毎年12月に行われる赤穂義士祭で、行列の参加者にわらじを提供している兵庫県赤穂市の市民グループ「手作り文化伝承の会」が初めてわらじ作りの講習会を開いた。手作りのわらじは秋祭りなどでも使われているが、会員の高齢化などで量産が難しくなり、提供を断る行事も出てきた。会員以外でも編めるように広く作り方を伝えることにした。(小谷千穂)
同会は2003年、市から依頼を受けた老人クラブ連合会が設立した。翌年から、義士祭の行列に装束姿で参加する市民のために製作するほか、市内各地の秋祭りで獅子舞を奉納する氏子たちにも提供している。
ピーク時は18人で年間400足を作ったが、会員の高齢化で今は50足ほどが限界。いくつかの神社への提供を断らざるを得ない状況のため、会員以外に作れる人を増やすことを考えたという。
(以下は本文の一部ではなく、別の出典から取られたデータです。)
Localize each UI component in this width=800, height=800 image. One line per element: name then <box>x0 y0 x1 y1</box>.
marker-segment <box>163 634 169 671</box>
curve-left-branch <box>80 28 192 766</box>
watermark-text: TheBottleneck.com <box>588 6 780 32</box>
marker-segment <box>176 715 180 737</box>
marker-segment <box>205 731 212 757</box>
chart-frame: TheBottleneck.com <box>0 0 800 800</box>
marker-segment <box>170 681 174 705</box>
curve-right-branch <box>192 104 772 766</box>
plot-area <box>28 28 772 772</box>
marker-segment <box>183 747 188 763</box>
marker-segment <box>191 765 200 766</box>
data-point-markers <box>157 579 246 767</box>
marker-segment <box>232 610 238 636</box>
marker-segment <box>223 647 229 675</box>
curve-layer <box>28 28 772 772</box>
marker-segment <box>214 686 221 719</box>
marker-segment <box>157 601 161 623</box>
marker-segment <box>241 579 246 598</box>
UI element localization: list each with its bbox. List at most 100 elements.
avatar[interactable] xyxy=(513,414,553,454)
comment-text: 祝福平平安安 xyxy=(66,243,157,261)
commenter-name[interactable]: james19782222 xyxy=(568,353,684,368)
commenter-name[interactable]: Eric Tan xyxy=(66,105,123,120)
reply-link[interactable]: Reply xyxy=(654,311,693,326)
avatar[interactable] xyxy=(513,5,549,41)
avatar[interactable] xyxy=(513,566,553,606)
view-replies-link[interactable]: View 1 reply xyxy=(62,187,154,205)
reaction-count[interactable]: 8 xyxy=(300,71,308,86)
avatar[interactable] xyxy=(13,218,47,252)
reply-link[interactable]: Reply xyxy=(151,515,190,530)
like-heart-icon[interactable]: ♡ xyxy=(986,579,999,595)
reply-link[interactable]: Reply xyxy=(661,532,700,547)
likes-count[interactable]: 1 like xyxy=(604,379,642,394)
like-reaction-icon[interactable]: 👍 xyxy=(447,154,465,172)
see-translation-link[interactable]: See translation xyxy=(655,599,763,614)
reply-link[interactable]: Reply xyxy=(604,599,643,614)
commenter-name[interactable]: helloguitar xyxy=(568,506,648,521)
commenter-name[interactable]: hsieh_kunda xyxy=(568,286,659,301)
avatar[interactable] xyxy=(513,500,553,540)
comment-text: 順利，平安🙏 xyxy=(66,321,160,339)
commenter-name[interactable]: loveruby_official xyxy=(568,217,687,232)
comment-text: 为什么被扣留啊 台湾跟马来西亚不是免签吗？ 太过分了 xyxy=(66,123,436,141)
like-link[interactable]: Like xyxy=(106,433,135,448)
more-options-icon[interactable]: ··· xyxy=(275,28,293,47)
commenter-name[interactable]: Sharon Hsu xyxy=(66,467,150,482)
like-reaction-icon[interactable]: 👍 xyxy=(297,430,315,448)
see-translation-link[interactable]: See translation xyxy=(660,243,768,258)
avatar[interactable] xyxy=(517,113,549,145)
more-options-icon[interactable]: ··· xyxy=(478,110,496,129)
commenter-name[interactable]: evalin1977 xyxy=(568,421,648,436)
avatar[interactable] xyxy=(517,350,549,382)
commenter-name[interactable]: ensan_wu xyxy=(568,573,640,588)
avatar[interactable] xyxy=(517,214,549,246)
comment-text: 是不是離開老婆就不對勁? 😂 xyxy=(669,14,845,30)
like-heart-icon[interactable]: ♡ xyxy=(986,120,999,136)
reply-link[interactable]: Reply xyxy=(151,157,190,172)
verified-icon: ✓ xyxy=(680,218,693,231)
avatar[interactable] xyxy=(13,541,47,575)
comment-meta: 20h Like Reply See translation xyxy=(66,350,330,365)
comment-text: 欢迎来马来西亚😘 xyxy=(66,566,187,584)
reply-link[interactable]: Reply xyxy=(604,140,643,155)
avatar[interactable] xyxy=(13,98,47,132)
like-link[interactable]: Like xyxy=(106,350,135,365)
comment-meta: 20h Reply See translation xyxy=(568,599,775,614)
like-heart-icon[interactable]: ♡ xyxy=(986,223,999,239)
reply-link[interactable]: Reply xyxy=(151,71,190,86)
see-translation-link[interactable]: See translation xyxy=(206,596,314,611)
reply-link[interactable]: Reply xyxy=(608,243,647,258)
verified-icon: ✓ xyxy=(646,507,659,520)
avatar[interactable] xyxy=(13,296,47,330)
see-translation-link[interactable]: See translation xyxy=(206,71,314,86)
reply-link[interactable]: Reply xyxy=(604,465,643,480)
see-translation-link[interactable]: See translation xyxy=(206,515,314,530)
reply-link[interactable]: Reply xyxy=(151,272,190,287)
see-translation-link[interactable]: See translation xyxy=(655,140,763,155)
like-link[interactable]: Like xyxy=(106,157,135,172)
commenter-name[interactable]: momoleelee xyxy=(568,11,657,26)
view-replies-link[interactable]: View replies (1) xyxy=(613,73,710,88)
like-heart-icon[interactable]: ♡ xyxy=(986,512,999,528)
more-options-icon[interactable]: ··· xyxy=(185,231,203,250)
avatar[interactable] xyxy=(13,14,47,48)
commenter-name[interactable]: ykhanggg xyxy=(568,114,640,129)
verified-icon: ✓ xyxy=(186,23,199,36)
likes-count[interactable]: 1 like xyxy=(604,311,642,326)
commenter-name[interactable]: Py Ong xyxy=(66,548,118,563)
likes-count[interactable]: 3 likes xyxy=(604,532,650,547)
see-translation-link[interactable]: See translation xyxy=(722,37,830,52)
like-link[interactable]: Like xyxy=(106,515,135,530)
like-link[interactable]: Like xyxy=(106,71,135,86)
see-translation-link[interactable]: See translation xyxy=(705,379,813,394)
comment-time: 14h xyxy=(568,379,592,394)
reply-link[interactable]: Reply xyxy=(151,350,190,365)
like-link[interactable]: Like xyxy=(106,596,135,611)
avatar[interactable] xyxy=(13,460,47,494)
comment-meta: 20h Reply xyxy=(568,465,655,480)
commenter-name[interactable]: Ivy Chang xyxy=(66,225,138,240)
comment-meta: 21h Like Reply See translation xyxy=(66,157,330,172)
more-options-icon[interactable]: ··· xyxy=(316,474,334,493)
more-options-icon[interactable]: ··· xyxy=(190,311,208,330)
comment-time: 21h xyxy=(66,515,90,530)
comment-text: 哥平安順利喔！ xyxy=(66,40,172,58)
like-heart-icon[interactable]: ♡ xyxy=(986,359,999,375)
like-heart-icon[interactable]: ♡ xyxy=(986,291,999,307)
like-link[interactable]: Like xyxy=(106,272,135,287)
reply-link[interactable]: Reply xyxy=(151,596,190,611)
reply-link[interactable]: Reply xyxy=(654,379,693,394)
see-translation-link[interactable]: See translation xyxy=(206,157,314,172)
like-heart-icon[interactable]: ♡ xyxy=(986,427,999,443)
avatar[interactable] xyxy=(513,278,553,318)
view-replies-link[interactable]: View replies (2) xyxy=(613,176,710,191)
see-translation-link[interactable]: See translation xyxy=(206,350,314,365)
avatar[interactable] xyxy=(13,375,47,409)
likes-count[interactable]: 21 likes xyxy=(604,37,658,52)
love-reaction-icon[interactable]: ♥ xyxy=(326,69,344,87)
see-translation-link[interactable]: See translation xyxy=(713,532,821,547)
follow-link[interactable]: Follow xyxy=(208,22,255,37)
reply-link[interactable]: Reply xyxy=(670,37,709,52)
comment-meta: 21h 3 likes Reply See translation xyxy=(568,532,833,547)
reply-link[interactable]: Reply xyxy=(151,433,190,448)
講習会は今月14日、市中央公民館で開催。義士祭や秋祭りの関係者、地域住民ら14人が参加した。会員らの指導で、1段ずつ上下を変えて編み込む「たたみ編み」に挑戦。木づちでたたいて柔らかくしたもち米のわらを使い、約5時間かけて自分の足のサイズに合ったわらじを完成させた。
女性が主役となる「春の義士祭」に出演している上仮屋獅子保存会の金井貴子さん(63)=同市=は「わらじを使わせてもらってきた立場として、少しでも継承できれば。最初は難しかったけど、慣れてくると時間を忘れて集中できる」と楽しげに手を動かしていた。
手作り文化伝承の会の松本一郎会長は「わらじを必要としている人、わらじ作りに興味がある人を巻き込んでいきたい」と話す。
会員は随時募集。市総合福祉会館などで不定期に活動している。